Allerdings machen der harte Kurs Trumps gegenüber der Pharmaindustrie und seine zum Teil unvorhersehbaren Kurswechsel andere Märkte attraktiver. So könnte seine Politik auch eine weitere Verlagerung der Pharmaproduktion nach China befördern. Dort locken einige Standortvorteile – nicht zuletzt ein äußerst günstiges Umfeld für die Entwicklung neuer Produkte.
Eine Verlagerung von Produktionskapazitäten liegt dabei nicht nur dann vor, wenn eine Firma an einem Ort geschlossen und an einem anderen wiedereröffnet wird, sondern auch, wenn durch den Ausbau von Produktionsstätten und -kapazitäten ein prozentual größerer Teil des Geschäftes eines Unternehmens in einer anderen Region stattfindet, so wie im Fall von Boehringer.
Größe, Geschwindigkeit und Planungssicherheit
Der Leiter des chinesischen Geschäftssparte von Boehringer Ingelheim, Mohammed Tawil, sagte laut Yicai Global, man wolle die Größe, Geschwindigkeit und den Einfluss Chinas für die Forschung und Entwicklung neuer Arzneimittel nutzen.

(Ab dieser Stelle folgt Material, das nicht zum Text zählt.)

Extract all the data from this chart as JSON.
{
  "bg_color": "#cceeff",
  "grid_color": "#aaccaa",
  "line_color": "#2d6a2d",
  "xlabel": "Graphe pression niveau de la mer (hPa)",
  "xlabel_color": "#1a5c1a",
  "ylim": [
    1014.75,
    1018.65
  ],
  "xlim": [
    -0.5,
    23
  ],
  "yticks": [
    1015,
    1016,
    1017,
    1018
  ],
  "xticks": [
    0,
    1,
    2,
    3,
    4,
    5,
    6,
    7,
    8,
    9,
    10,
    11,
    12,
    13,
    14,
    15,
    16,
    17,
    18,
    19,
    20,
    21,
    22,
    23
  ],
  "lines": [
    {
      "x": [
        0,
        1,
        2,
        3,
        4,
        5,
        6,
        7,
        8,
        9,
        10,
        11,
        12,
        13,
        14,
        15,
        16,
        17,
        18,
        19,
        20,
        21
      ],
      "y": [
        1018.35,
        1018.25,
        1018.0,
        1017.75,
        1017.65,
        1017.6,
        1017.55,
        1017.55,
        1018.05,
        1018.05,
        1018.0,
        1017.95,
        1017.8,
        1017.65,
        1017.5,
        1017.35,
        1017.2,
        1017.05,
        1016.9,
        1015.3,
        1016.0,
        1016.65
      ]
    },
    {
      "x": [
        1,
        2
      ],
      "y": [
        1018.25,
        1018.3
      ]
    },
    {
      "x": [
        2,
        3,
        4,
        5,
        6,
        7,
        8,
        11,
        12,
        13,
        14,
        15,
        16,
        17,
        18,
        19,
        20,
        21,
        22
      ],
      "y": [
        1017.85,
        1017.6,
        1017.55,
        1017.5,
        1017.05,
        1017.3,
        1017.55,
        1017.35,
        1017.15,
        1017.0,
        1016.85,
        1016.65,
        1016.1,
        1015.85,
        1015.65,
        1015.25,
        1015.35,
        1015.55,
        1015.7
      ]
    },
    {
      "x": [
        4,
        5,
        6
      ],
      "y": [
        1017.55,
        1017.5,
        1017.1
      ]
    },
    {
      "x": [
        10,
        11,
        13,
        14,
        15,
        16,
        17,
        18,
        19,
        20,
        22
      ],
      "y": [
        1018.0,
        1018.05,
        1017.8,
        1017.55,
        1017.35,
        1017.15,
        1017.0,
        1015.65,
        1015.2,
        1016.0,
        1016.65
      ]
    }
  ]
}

Das Unternehmen aus Rheinland-Pfalz hatte zum Jahresbeginn angekündigt, rund 700 Millionen US-Dollar für die Entwicklung neuer Produkte in China zu investieren – insbesondere in den Bereichen Stoffwechsel, Entzündungen, Augengesundheit, Onkologie und Impfstoffe. Boehringer beschäftigt 3.700 Mitarbeiter*innen in China. Neben niedrigeren Produktionskosten ist China gegenüber den USA derzeit auch durch eine bessere Planungssicherheit für Pharmahersteller attraktiv.